Thomas M. Hooton, MD; Univ. of Miami Miller Sch. of Med., Miami, FL.

Presentations:
Innate Immunity in UTI 
Catharina Svanborg, MD, PhD; Lund Univ., Lund, Sweden.

The Pathogenesis of Chronic and Recurrent Cystitis
Thomas J. Hannan, PhD; Washington Univ. Sch. of Med., Saint Louis, MO.

Global Spread of Multidrug Resistance in UTI
Marie-Helene Nicolas-Chanoine, MD, PhD; Hosp. Beaujon, Clichy, France.

Treatment Guidelines for UTI
Thomas M. Hooton, MD; Univ. of Miami, Miller Sch. of Med., Miami, FL.
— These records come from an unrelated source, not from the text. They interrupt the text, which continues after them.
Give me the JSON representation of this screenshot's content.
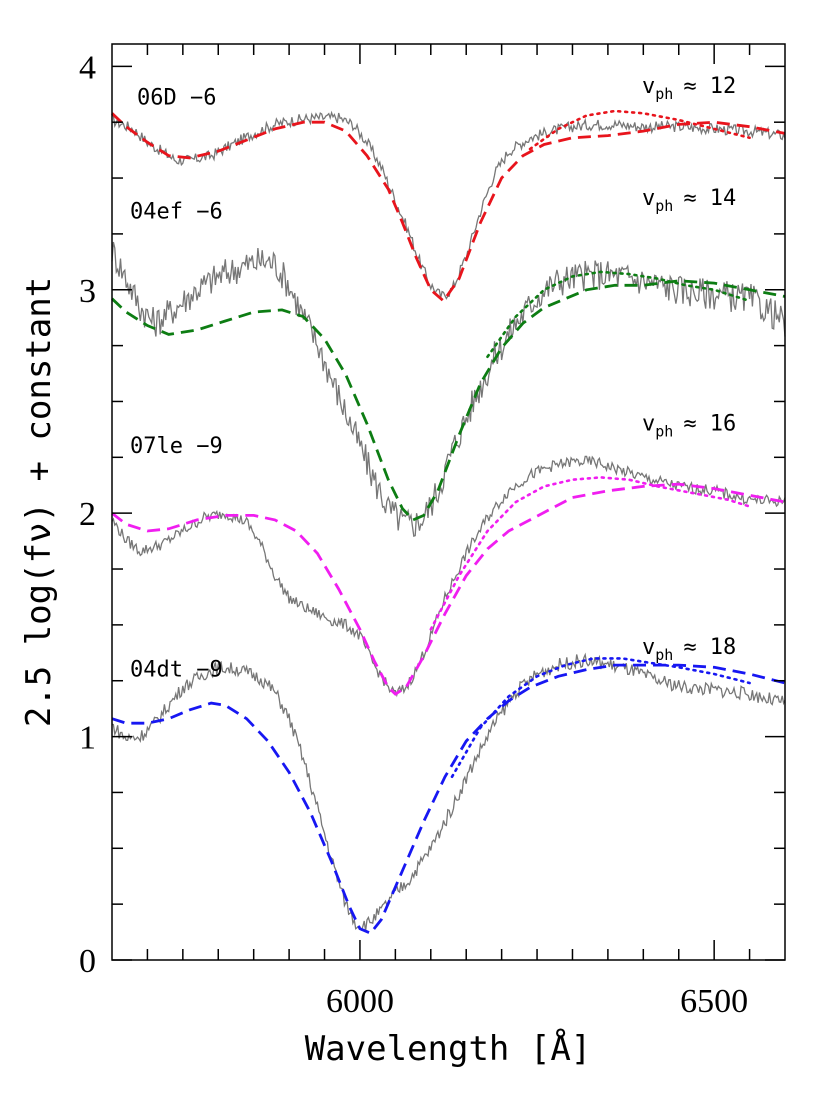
{
  "chart_data": {
    "type": "line",
    "title": "",
    "xlabel": "Wavelength [Å]",
    "ylabel": "2.5 log(fν) + constant",
    "xlim": [
      5650,
      6600
    ],
    "ylim": [
      0,
      4.1
    ],
    "x_ticks": [
      6000,
      6500
    ],
    "y_ticks": [
      0,
      1,
      2,
      3,
      4
    ],
    "grid": false,
    "legend": "none",
    "spectra": [
      {
        "label": "06D −6",
        "vph_text": "≈ 12",
        "color": "#e8141c",
        "observed": [
          [
            5650,
            3.76
          ],
          [
            5680,
            3.72
          ],
          [
            5700,
            3.66
          ],
          [
            5720,
            3.62
          ],
          [
            5740,
            3.58
          ],
          [
            5760,
            3.58
          ],
          [
            5790,
            3.6
          ],
          [
            5820,
            3.65
          ],
          [
            5850,
            3.7
          ],
          [
            5880,
            3.74
          ],
          [
            5910,
            3.76
          ],
          [
            5940,
            3.77
          ],
          [
            5970,
            3.77
          ],
          [
            5990,
            3.74
          ],
          [
            6010,
            3.66
          ],
          [
            6030,
            3.55
          ],
          [
            6050,
            3.4
          ],
          [
            6070,
            3.25
          ],
          [
            6085,
            3.12
          ],
          [
            6100,
            3.02
          ],
          [
            6115,
            2.97
          ],
          [
            6130,
            3.0
          ],
          [
            6150,
            3.15
          ],
          [
            6170,
            3.35
          ],
          [
            6190,
            3.52
          ],
          [
            6210,
            3.62
          ],
          [
            6240,
            3.68
          ],
          [
            6270,
            3.71
          ],
          [
            6300,
            3.73
          ],
          [
            6330,
            3.74
          ],
          [
            6360,
            3.74
          ],
          [
            6400,
            3.73
          ],
          [
            6450,
            3.73
          ],
          [
            6500,
            3.72
          ],
          [
            6550,
            3.71
          ],
          [
            6600,
            3.69
          ]
        ],
        "model_dashed": [
          [
            5650,
            3.79
          ],
          [
            5670,
            3.73
          ],
          [
            5700,
            3.66
          ],
          [
            5730,
            3.6
          ],
          [
            5760,
            3.59
          ],
          [
            5800,
            3.62
          ],
          [
            5840,
            3.67
          ],
          [
            5880,
            3.72
          ],
          [
            5920,
            3.75
          ],
          [
            5950,
            3.75
          ],
          [
            5980,
            3.71
          ],
          [
            6010,
            3.6
          ],
          [
            6040,
            3.45
          ],
          [
            6060,
            3.3
          ],
          [
            6080,
            3.14
          ],
          [
            6100,
            3.0
          ],
          [
            6118,
            2.95
          ],
          [
            6140,
            3.05
          ],
          [
            6170,
            3.3
          ],
          [
            6200,
            3.5
          ],
          [
            6230,
            3.6
          ],
          [
            6260,
            3.65
          ],
          [
            6300,
            3.68
          ],
          [
            6350,
            3.69
          ],
          [
            6400,
            3.71
          ],
          [
            6450,
            3.74
          ],
          [
            6500,
            3.75
          ],
          [
            6550,
            3.73
          ],
          [
            6600,
            3.7
          ]
        ],
        "model_dotted": [
          [
            6240,
            3.63
          ],
          [
            6280,
            3.72
          ],
          [
            6320,
            3.78
          ],
          [
            6360,
            3.8
          ],
          [
            6400,
            3.79
          ],
          [
            6450,
            3.76
          ],
          [
            6500,
            3.72
          ],
          [
            6550,
            3.68
          ]
        ]
      },
      {
        "label": "04ef −6",
        "vph_text": "≈ 14",
        "color": "#0d7d13",
        "observed": [
          [
            5650,
            3.18
          ],
          [
            5670,
            3.05
          ],
          [
            5690,
            2.92
          ],
          [
            5710,
            2.85
          ],
          [
            5740,
            2.92
          ],
          [
            5770,
            3.0
          ],
          [
            5800,
            3.06
          ],
          [
            5830,
            3.1
          ],
          [
            5860,
            3.13
          ],
          [
            5880,
            3.12
          ],
          [
            5900,
            3.02
          ],
          [
            5920,
            2.88
          ],
          [
            5940,
            2.76
          ],
          [
            5960,
            2.6
          ],
          [
            5980,
            2.45
          ],
          [
            6000,
            2.3
          ],
          [
            6020,
            2.15
          ],
          [
            6040,
            2.02
          ],
          [
            6060,
            1.96
          ],
          [
            6075,
            1.95
          ],
          [
            6090,
            1.98
          ],
          [
            6110,
            2.1
          ],
          [
            6130,
            2.28
          ],
          [
            6160,
            2.5
          ],
          [
            6190,
            2.7
          ],
          [
            6220,
            2.85
          ],
          [
            6250,
            2.97
          ],
          [
            6280,
            3.04
          ],
          [
            6310,
            3.06
          ],
          [
            6340,
            3.07
          ],
          [
            6370,
            3.06
          ],
          [
            6400,
            3.04
          ],
          [
            6450,
            3.0
          ],
          [
            6500,
            2.98
          ],
          [
            6550,
            2.96
          ],
          [
            6580,
            2.9
          ],
          [
            6600,
            2.85
          ]
        ],
        "model_dashed": [
          [
            5650,
            2.96
          ],
          [
            5670,
            2.9
          ],
          [
            5700,
            2.84
          ],
          [
            5730,
            2.8
          ],
          [
            5770,
            2.82
          ],
          [
            5810,
            2.86
          ],
          [
            5850,
            2.9
          ],
          [
            5890,
            2.91
          ],
          [
            5920,
            2.88
          ],
          [
            5950,
            2.78
          ],
          [
            5980,
            2.62
          ],
          [
            6010,
            2.4
          ],
          [
            6040,
            2.15
          ],
          [
            6060,
            2.02
          ],
          [
            6075,
            1.97
          ],
          [
            6090,
            1.99
          ],
          [
            6110,
            2.1
          ],
          [
            6140,
            2.35
          ],
          [
            6170,
            2.58
          ],
          [
            6200,
            2.74
          ],
          [
            6230,
            2.85
          ],
          [
            6260,
            2.92
          ],
          [
            6290,
            2.96
          ],
          [
            6320,
            3.0
          ],
          [
            6360,
            3.02
          ],
          [
            6400,
            3.02
          ],
          [
            6450,
            3.04
          ],
          [
            6500,
            3.03
          ],
          [
            6550,
            3.0
          ],
          [
            6600,
            2.97
          ]
        ],
        "model_dotted": [
          [
            6180,
            2.7
          ],
          [
            6220,
            2.88
          ],
          [
            6260,
            3.0
          ],
          [
            6300,
            3.06
          ],
          [
            6340,
            3.08
          ],
          [
            6380,
            3.07
          ],
          [
            6420,
            3.05
          ],
          [
            6460,
            3.02
          ],
          [
            6500,
            3.0
          ],
          [
            6550,
            2.95
          ]
        ]
      },
      {
        "label": "07le −9",
        "vph_text": "≈ 16",
        "color": "#f01ef0",
        "observed": [
          [
            5650,
            1.97
          ],
          [
            5670,
            1.88
          ],
          [
            5690,
            1.83
          ],
          [
            5720,
            1.86
          ],
          [
            5750,
            1.92
          ],
          [
            5780,
            1.98
          ],
          [
            5810,
            2.0
          ],
          [
            5840,
            1.96
          ],
          [
            5860,
            1.86
          ],
          [
            5880,
            1.72
          ],
          [
            5900,
            1.62
          ],
          [
            5920,
            1.58
          ],
          [
            5940,
            1.55
          ],
          [
            5960,
            1.52
          ],
          [
            5980,
            1.5
          ],
          [
            6000,
            1.45
          ],
          [
            6020,
            1.32
          ],
          [
            6040,
            1.22
          ],
          [
            6050,
            1.19
          ],
          [
            6065,
            1.22
          ],
          [
            6080,
            1.3
          ],
          [
            6100,
            1.45
          ],
          [
            6120,
            1.62
          ],
          [
            6150,
            1.82
          ],
          [
            6180,
            1.98
          ],
          [
            6210,
            2.1
          ],
          [
            6240,
            2.17
          ],
          [
            6270,
            2.21
          ],
          [
            6300,
            2.23
          ],
          [
            6330,
            2.23
          ],
          [
            6360,
            2.2
          ],
          [
            6400,
            2.16
          ],
          [
            6450,
            2.12
          ],
          [
            6500,
            2.1
          ],
          [
            6550,
            2.06
          ],
          [
            6600,
            2.05
          ]
        ],
        "model_dashed": [
          [
            5650,
            2.0
          ],
          [
            5670,
            1.95
          ],
          [
            5700,
            1.92
          ],
          [
            5730,
            1.93
          ],
          [
            5770,
            1.97
          ],
          [
            5810,
            1.99
          ],
          [
            5850,
            1.99
          ],
          [
            5880,
            1.97
          ],
          [
            5910,
            1.92
          ],
          [
            5940,
            1.82
          ],
          [
            5970,
            1.66
          ],
          [
            6000,
            1.48
          ],
          [
            6020,
            1.34
          ],
          [
            6040,
            1.22
          ],
          [
            6050,
            1.19
          ],
          [
            6065,
            1.22
          ],
          [
            6090,
            1.36
          ],
          [
            6120,
            1.55
          ],
          [
            6150,
            1.72
          ],
          [
            6180,
            1.84
          ],
          [
            6210,
            1.92
          ],
          [
            6240,
            1.97
          ],
          [
            6270,
            2.02
          ],
          [
            6300,
            2.07
          ],
          [
            6350,
            2.1
          ],
          [
            6400,
            2.12
          ],
          [
            6450,
            2.13
          ],
          [
            6500,
            2.11
          ],
          [
            6550,
            2.08
          ],
          [
            6600,
            2.05
          ]
        ],
        "model_dotted": [
          [
            6100,
            1.48
          ],
          [
            6140,
            1.72
          ],
          [
            6180,
            1.92
          ],
          [
            6220,
            2.05
          ],
          [
            6260,
            2.12
          ],
          [
            6300,
            2.15
          ],
          [
            6340,
            2.16
          ],
          [
            6380,
            2.15
          ],
          [
            6420,
            2.12
          ],
          [
            6470,
            2.09
          ],
          [
            6520,
            2.06
          ],
          [
            6550,
            2.03
          ]
        ]
      },
      {
        "label": "04dt −9",
        "vph_text": "≈ 18",
        "color": "#1717f2",
        "observed": [
          [
            5650,
            1.05
          ],
          [
            5670,
            0.99
          ],
          [
            5690,
            1.0
          ],
          [
            5710,
            1.06
          ],
          [
            5730,
            1.14
          ],
          [
            5750,
            1.22
          ],
          [
            5780,
            1.28
          ],
          [
            5800,
            1.31
          ],
          [
            5830,
            1.3
          ],
          [
            5860,
            1.26
          ],
          [
            5880,
            1.2
          ],
          [
            5900,
            1.08
          ],
          [
            5920,
            0.9
          ],
          [
            5940,
            0.68
          ],
          [
            5960,
            0.45
          ],
          [
            5980,
            0.25
          ],
          [
            5995,
            0.16
          ],
          [
            6010,
            0.16
          ],
          [
            6030,
            0.22
          ],
          [
            6050,
            0.3
          ],
          [
            6070,
            0.36
          ],
          [
            6100,
            0.5
          ],
          [
            6130,
            0.68
          ],
          [
            6160,
            0.88
          ],
          [
            6190,
            1.06
          ],
          [
            6220,
            1.2
          ],
          [
            6250,
            1.28
          ],
          [
            6280,
            1.32
          ],
          [
            6310,
            1.34
          ],
          [
            6340,
            1.33
          ],
          [
            6380,
            1.3
          ],
          [
            6420,
            1.25
          ],
          [
            6460,
            1.22
          ],
          [
            6500,
            1.21
          ],
          [
            6550,
            1.19
          ],
          [
            6600,
            1.15
          ]
        ],
        "model_dashed": [
          [
            5650,
            1.08
          ],
          [
            5670,
            1.06
          ],
          [
            5700,
            1.06
          ],
          [
            5730,
            1.08
          ],
          [
            5760,
            1.12
          ],
          [
            5790,
            1.15
          ],
          [
            5810,
            1.14
          ],
          [
            5840,
            1.08
          ],
          [
            5870,
            0.98
          ],
          [
            5900,
            0.84
          ],
          [
            5930,
            0.66
          ],
          [
            5960,
            0.44
          ],
          [
            5985,
            0.24
          ],
          [
            6000,
            0.14
          ],
          [
            6015,
            0.12
          ],
          [
            6030,
            0.18
          ],
          [
            6060,
            0.4
          ],
          [
            6090,
            0.62
          ],
          [
            6120,
            0.82
          ],
          [
            6150,
            0.98
          ],
          [
            6180,
            1.08
          ],
          [
            6210,
            1.16
          ],
          [
            6240,
            1.22
          ],
          [
            6280,
            1.27
          ],
          [
            6320,
            1.3
          ],
          [
            6360,
            1.32
          ],
          [
            6400,
            1.32
          ],
          [
            6450,
            1.32
          ],
          [
            6500,
            1.31
          ],
          [
            6550,
            1.28
          ],
          [
            6600,
            1.24
          ]
        ],
        "model_dotted": [
          [
            6130,
            0.82
          ],
          [
            6170,
            1.04
          ],
          [
            6210,
            1.18
          ],
          [
            6250,
            1.27
          ],
          [
            6290,
            1.32
          ],
          [
            6330,
            1.35
          ],
          [
            6370,
            1.35
          ],
          [
            6410,
            1.33
          ],
          [
            6450,
            1.31
          ],
          [
            6500,
            1.28
          ],
          [
            6550,
            1.24
          ]
        ]
      }
    ]
  }
}
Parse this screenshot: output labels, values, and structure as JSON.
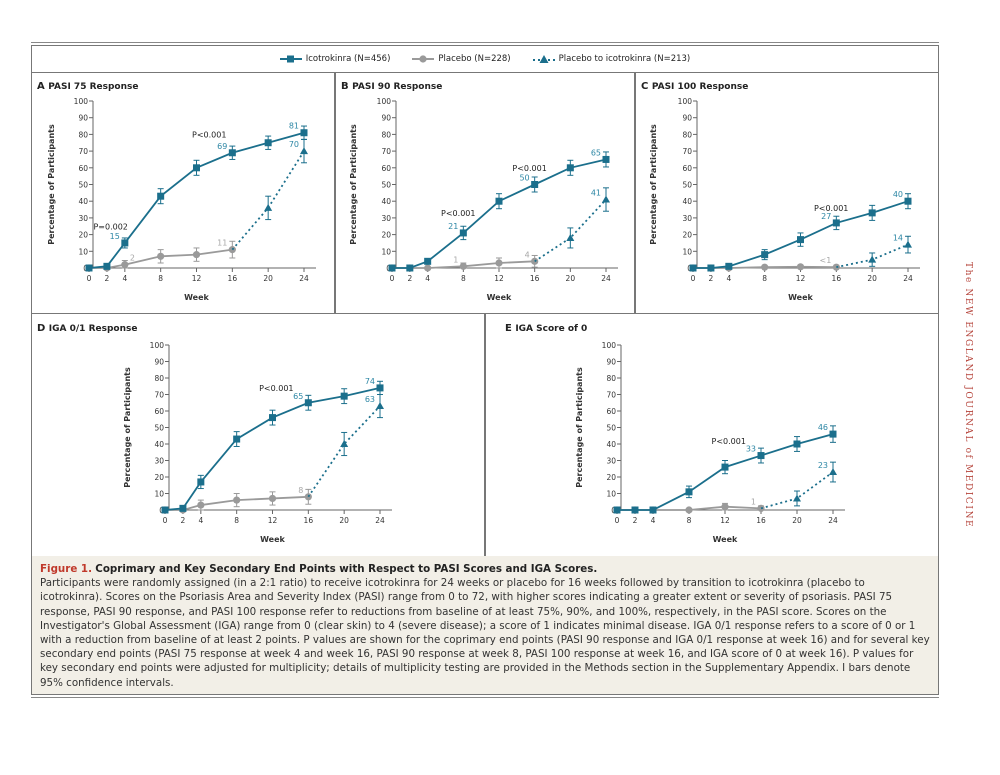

Development of Novel Therapeutics for Treatment of UTI
Scott J. Hultgren, PhD; Washington Univ. Sch. of Med., St. Louis, MO.

 

Virulence Bags: Extracellular Vesicles that Modify Host-Pathogen Interactions

Recent work has shown that the generation and release of vesicles from microbes or from cells co-opted by microbes is associated with alterations in host-pathogen interactions. Extracellular vesicles have now been described and studied in bacterial, fungal, parasitic and viral diseases. These vesicles contain a rich array of polysaccharide and protein components, many of which have been associated with virulence. This session will present information detailing novel aspects of pathobiology driven by the release of these vesicles.

Upon completion of this Symposium Session, the participant should be able to:

• Describe the processes of extracellular vesicle production/release; 
• Describe the components packaged within extracellular vesicles; and
• Predict the impact of extracellular vesicles on microbial virulence. 

Conveners:
Joshua D. Nosanchuk, MD; Albert Einstein Coll. of Med., Bronx, NY.
Leonardo Nimrichter, PhD; Cidade Univ., Rio de Janeiro, Brazil.

Presentations:
Fungal Extracellular Exosomes: Weapons or Weakness
Leonardo Nimrichter, PhD; Cidade Univ., Rio de Janeiro, Brazil.

Viral Hijacking of Host Cell Exosomes for Communication
Nancy Raab-Traub, PhD; Univ. of North Carolina, Chapel Hill, NC.

Leishmania-Innate and Adaptive Immune Responses Dance to Leishmania Exosomes
Neil Reiner, MD; Vancouver Coastal Hlth. Res. Inst., Vancouver, Canada.

Gene Silencing by Exosomes: A Remarkable Mechanisms for Subverting Host Processes by Pathogens
Jaap M. Middeldorp, PhD; VU Univ. Med. Ctr., Amsterdam, Netherlands.